Tech giant Google has also pushed the federal government to divide up oversight of AI tools across agencies rather than creating a single regulator focused on the technology, in contrast with rivals like Microsoft and OpenAI.
Kent Walker, Google’s president of global affairs, told the Washington Post in June that he was in favor of a “hub-and-spoke model” of federal regulations that he argued is better suited to deal with how AI is affecting U.S. economy than the “one-size-fits-all approach” of creating a single agency devoted to the issue.
When asked about which AI regulatory framework he supports, Buck said the main frameworks currently being debated in Washington including the National Institute of Standards and Technology’s (NIST) voluntary AI Risk Management Framework, the White House’s AI Bill of Rights Blueprint, and the EU’s proposed AI Act all have “salvageable items.”
However, Buck added that the White House’s AI Bill of Rights “has some woke items that won’t find support across partisan lines,” indicating Republicans will push back against parts of the blueprint document which consists of five key principles for the regulation of AI technology: safe and effective systems, algorithmic discrimination protections, data privacy, notice and explanation and human alternatives, consideration and fallback.
On the other hand, Lieu, a Democrat, is strongly in favor of the White House’s AI blueprint which is intended to address concerns that unfettered use of AI in certain scenarios may cause discrimination against minority groups and further systemic inequality.
“The biggest area of AI use with the government [of concern] would be AI that has some sort of societal harm, such as discrimination against certain groups. Facial recognition technology that is less accurate for people with darker skin, I think we have to put some guardrails on that,” Lieu told FedScoop during a phone interview last week.
“I am concerned with any AI model that could lead to systematic discrimination against a certain group of people, whether that’s in facial recognition or loan approval,” Lieu said.
Lieu added that the federal government should be focused on regulating or curtailing AI that could be used to hack or cyberattack institutions and companies and how to mitigate such dangerous activity.
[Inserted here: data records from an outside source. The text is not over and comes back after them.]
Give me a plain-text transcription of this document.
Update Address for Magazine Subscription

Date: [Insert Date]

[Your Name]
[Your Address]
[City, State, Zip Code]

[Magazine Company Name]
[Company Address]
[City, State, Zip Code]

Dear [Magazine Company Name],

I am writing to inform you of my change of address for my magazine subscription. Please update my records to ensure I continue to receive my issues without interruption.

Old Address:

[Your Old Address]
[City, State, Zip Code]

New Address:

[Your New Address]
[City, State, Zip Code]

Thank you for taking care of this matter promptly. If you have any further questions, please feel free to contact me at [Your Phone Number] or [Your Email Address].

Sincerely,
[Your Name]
In a paper examining popular generative AI tool ChatGPT’s code-writing model known as Codex, which powers GitHub’s Co-Pilot assistant, OpenAI researchers observed that the AI model “can produce vulnerable or misaligned code” and could be “misused to aid cybercrime.” The researchers added that while “future code generation models may be able to be trained to produce more secure code than the average developer,” getting there “is far from certain.”
Lieu also said that “AI that can be very good at spreading disinformation and microtargeting, people with misinformation,” which needs to be addressed and highlighted AI will cause “there to be disruption in the labor force. And we need to think about how we’re going to mitigate that kind of disruption.”
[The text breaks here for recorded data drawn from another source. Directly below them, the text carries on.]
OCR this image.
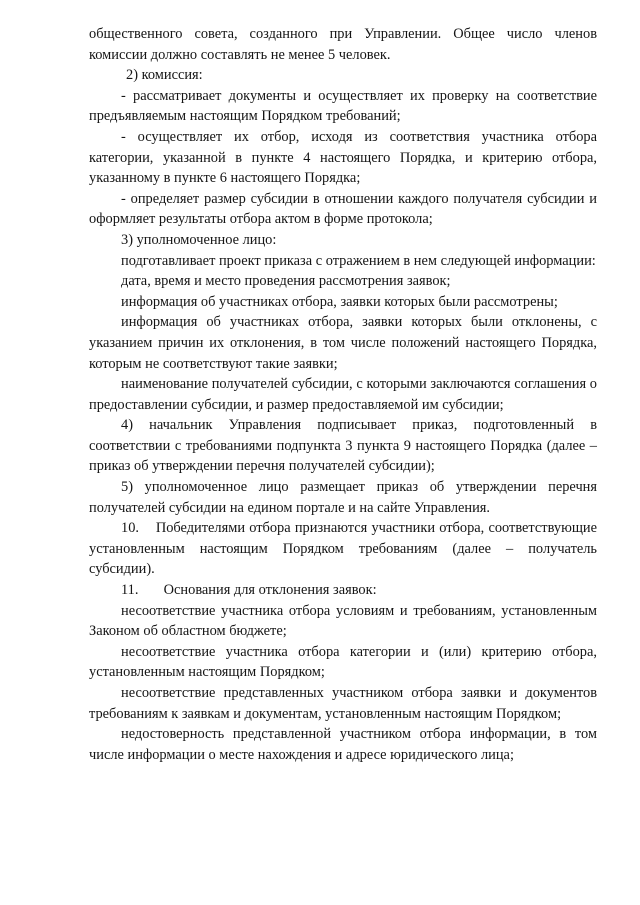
общественного совета, созданного при Управлении. Общее число членов комиссии должно составлять не менее 5 человек.

2) комиссия:

- рассматривает документы и осуществляет их проверку на соответствие предъявляемым настоящим Порядком требований;

- осуществляет их отбор, исходя из соответствия участника отбора категории, указанной в пункте 4 настоящего Порядка, и критерию отбора, указанному в пункте 6 настоящего Порядка;

- определяет размер субсидии в отношении каждого получателя субсидии и оформляет результаты отбора актом в форме протокола;

3) уполномоченное лицо:

подготавливает проект приказа с отражением в нем следующей информации:

дата, время и место проведения рассмотрения заявок;

информация об участниках отбора, заявки которых были рассмотрены;

информация об участниках отбора, заявки которых были отклонены, с указанием причин их отклонения, в том числе положений настоящего Порядка, которым не соответствуют такие заявки;

наименование получателей субсидии, с которыми заключаются соглашения о предоставлении субсидии, и размер предоставляемой им субсидии;

4) начальник Управления подписывает приказ, подготовленный в соответствии с требованиями подпункта 3 пункта 9 настоящего Порядка (далее – приказ об утверждении перечня получателей субсидии);

5) уполномоченное лицо размещает приказ об утверждении перечня получателей субсидии на едином портале и на сайте Управления.

10.    Победителями отбора признаются участники отбора, соответствующие установленным настоящим Порядком требованиям (далее – получатель субсидии).

11.       Основания для отклонения заявок:

несоответствие участника отбора условиям и требованиям, установленным Законом об областном бюджете;

несоответствие участника отбора категории и (или) критерию отбора, установленным настоящим Порядком;

несоответствие представленных участником отбора заявки и документов требованиям к заявкам и документам, установленным настоящим Порядком;

недостоверность представленной участником отбора информации, в том числе информации о месте нахождения и адресе юридического лица;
Alongside the White House’s AI blueprint, Lieu said he was strongly in favor of the voluntary NIST AI framework AI regulatory framework focused on helping the private sector and eventually federal agencies build responsible AI systems centered on four key principles: govern, map, measure and manage.
However, Lieu took issue with parts of the EU’s AI Act which was proposed earlier this year and is currently being debated but unlike the White House AI Blueprint and the NIST AI framework would be mandatory by law for all entities to follow.
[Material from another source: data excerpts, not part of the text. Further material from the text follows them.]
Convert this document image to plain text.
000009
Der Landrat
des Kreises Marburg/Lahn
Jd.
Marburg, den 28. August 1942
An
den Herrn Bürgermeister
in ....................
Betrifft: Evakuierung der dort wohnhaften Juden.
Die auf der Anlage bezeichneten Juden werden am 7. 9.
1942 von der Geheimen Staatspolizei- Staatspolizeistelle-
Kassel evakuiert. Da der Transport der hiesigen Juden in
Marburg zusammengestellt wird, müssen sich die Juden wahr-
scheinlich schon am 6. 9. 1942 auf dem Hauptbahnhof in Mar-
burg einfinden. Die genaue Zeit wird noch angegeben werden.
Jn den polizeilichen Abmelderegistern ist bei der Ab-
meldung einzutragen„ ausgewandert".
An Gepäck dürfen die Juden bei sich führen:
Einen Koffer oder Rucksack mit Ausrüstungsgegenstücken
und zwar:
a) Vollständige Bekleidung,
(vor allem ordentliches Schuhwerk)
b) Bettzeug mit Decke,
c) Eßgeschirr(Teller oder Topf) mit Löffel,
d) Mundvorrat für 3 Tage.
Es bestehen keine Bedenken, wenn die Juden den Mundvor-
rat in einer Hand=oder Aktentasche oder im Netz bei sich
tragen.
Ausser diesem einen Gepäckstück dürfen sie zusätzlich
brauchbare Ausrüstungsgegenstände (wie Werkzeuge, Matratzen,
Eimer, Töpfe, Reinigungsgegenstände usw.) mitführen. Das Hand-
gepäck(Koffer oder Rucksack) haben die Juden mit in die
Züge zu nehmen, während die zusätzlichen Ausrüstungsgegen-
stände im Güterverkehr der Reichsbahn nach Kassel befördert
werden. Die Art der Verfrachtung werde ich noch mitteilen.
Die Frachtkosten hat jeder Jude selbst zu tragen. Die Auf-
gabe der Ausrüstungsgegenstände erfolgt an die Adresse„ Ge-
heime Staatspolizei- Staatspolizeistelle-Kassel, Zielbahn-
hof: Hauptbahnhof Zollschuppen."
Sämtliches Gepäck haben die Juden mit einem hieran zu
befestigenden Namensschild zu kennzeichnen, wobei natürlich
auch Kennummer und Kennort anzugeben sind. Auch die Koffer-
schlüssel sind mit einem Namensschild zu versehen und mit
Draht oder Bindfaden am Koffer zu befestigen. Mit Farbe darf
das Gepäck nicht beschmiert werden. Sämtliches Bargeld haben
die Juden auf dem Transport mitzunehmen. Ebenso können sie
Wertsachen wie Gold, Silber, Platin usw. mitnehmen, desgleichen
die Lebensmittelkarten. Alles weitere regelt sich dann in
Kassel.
“My understanding is that the EU AI Act has provisions in it that for example, would prevent or dissuade AI from analyzing human emotions. I think that’s just really stupid,” Lieu told FedScoop during the interview.
“Because one of the ways humans communicate is through emotions. And I don’t understand why you would want to prevent AI from getting the full communications of the individual if the interviewer chooses to communicate that to the AI,” Lieu added.